México está en la antesala de una elección crucial. En los comicios intermedios del 2021 hay dos opciones: refrendar al régimen demagógico que hoy gobierna con paupérrimos resultados y vasta destrucción, o frenarlo. Sólo son esas dos. No está en juego si México será Finlandia o Suecia, ni si saldrán a flote unas u otras políticas públicas. No, en juego está el afianzamiento del populismo autoritario o su contención. Así de sencillo.
Y puede determinarse de un solo plumazo: ratificando la mayoría legislativa del presidente, o quitándosela. Olvídense de gubernaturas que ya controla Morena con los congresos locales. Olvídense de grandes sueños de transformación nacional, de una reforma u otra, de este caudillo o aquel. El voto está en la Cámara de Diputados: de ello depende que avancen la demolición del Estado y la concentración personal de poder, o no, y que el presidente mantenga a su servicio a uno de los poderes del Estado (y así al otro, el Judicial, pues en 2022 se relevará otro ministro, lo que también le daría mayoría en la Suprema Corte) o no.
La buena noticia es que no se necesita mucho para ello: basta con quitarle unos cuantos diputados para que pierda la mayoría calificada, y poco más de 80 para que pierda la mayoría absoluta (sin perder ninguno, claro). Lo ideal es quitarle cualquier mayoría, pero es absolutamente vital quitarle la calificada, pues sin ella ya no podría cambiar la Constitución. Así restableceríamos la división de poderes y limitaríamos el poder autocrático del presidente, convirtiéndolo probablemente en un lame duck, un adorno, como sus antecesores, que se limitaría a administrar el tiempo hasta 2024, cuando podremos tomar una decisión más meditada. En consecuencia, el voto inteligente en 2021 es contra el avasallamiento presidencial del Congreso. En pocas palabras: el voto inteligente es contra Morena o cualquiera de sus lacayos (Verde, PT, PES) en la Cámara.
Muchos mexicanos se confunden con esa sencillísima elección. La “crisis de los partidos”, promovida en buena medida por ellos mismos, y otro tanto por el propio presidente, hace al electorado sentir que “todos los partidos son iguales”. Eso es discutible, pero incluso si fuese verdad, más razón aún para no otorgarle el control legislativo a un solo partido y mucho menos a una sola persona, como demuestran los últimos dos años. Además, la ecuación es peligrosa, porque promueve el abstencionismo, que ayuda a Morena (de ahí que la fomente tanto el presidente).

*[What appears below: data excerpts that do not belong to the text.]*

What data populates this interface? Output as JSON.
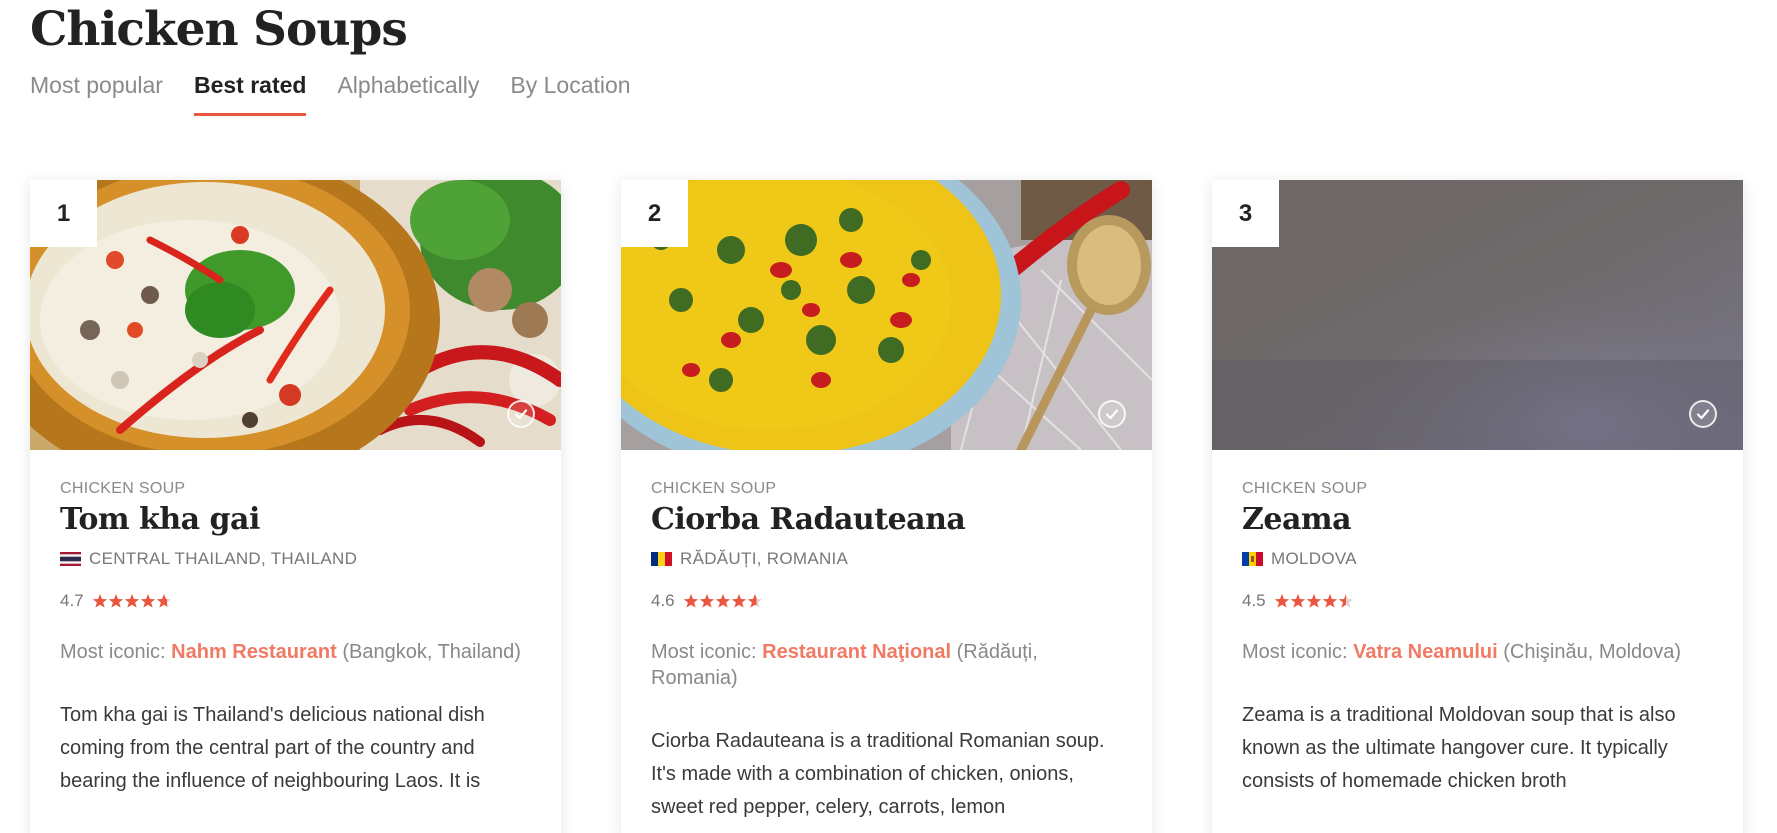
{
  "page": {
    "title": "Chicken Soups"
  },
  "tabs": [
    {
      "label": "Most popular",
      "active": false
    },
    {
      "label": "Best rated",
      "active": true
    },
    {
      "label": "Alphabetically",
      "active": false
    },
    {
      "label": "By Location",
      "active": false
    }
  ],
  "colors": {
    "accent": "#e8573e",
    "link": "#f07a64",
    "star": "#e8573e"
  },
  "cards": [
    {
      "rank": "1",
      "category": "CHICKEN SOUP",
      "name": "Tom kha gai",
      "flag": "thailand-flag-icon",
      "location": "CENTRAL THAILAND, THAILAND",
      "rating": "4.7",
      "stars": 4.7,
      "iconic_label": "Most iconic: ",
      "iconic_restaurant": "Nahm Restaurant",
      "iconic_place": " (Bangkok, Thailand)",
      "description": "Tom kha gai is Thailand's delicious national dish coming from the central part of the country and bearing the influence of neighbouring Laos. It is"
    },
    {
      "rank": "2",
      "category": "CHICKEN SOUP",
      "name": "Ciorba Radauteana",
      "flag": "romania-flag-icon",
      "location": "RĂDĂUȚI, ROMANIA",
      "rating": "4.6",
      "stars": 4.6,
      "iconic_label": "Most iconic: ",
      "iconic_restaurant": "Restaurant Naţional",
      "iconic_place": " (Rădăuți, Romania)",
      "description": "Ciorba Radauteana is a traditional Romanian soup. It's made with a combination of chicken, onions, sweet red pepper, celery, carrots, lemon"
    },
    {
      "rank": "3",
      "category": "CHICKEN SOUP",
      "name": "Zeama",
      "flag": "moldova-flag-icon",
      "location": "MOLDOVA",
      "rating": "4.5",
      "stars": 4.5,
      "iconic_label": "Most iconic: ",
      "iconic_restaurant": "Vatra Neamului",
      "iconic_place": " (Chişinău, Moldova)",
      "description": "Zeama is a traditional Moldovan soup that is also known as the ultimate hangover cure. It typically consists of homemade chicken broth"
    }
  ]
}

La otra amenaza es la fragmentación del voto opositor. Para quitarle a Morena esos diputados, los partidos de oposición no pueden pisarse los talones en los distritos cruciales y deben mandar a los mejores candidatos posibles a competir vis-a-vis contra Morena. En ese sentido, es desafortunada la aparición de nuevos partidos –como el del expresidente Felipe Calderón– que pueden quitarle votos a esos candidatos. De modo que el voto opositor también debe calcularse. No basta con votar por cualquier cosa que no sea Morena, sino por el candidato opositor con más posibilidades de ganar.

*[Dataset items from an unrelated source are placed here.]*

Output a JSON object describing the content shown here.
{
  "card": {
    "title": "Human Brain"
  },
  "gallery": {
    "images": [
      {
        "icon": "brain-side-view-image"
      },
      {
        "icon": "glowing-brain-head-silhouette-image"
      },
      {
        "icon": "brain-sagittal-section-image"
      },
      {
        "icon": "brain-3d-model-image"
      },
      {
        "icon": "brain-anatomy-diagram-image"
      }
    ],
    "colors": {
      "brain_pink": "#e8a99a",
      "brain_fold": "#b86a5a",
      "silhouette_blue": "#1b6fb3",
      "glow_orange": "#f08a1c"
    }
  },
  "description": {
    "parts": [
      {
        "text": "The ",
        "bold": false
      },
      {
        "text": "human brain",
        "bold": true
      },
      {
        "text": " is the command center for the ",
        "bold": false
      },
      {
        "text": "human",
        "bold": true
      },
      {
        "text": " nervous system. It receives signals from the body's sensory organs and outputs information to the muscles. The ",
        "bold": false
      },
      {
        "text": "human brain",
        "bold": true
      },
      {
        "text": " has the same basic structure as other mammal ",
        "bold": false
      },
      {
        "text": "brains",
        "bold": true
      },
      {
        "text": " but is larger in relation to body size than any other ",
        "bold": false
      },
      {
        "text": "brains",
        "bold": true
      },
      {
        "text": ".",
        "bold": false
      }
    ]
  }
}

A la hora señalada, “el tiempo nos ha encontrado”, diría Thomas Paine. ¿Y nosotros? Honremos aquello que Alonso Lujambio y otros estudiosos de nuestra transición apuntaban sobre el electorado mexicano: que sabe ser exigente y estratégico, y que, en consecuencia, puede producir gobiernos divididos pues entiende que el poder se debe compartir.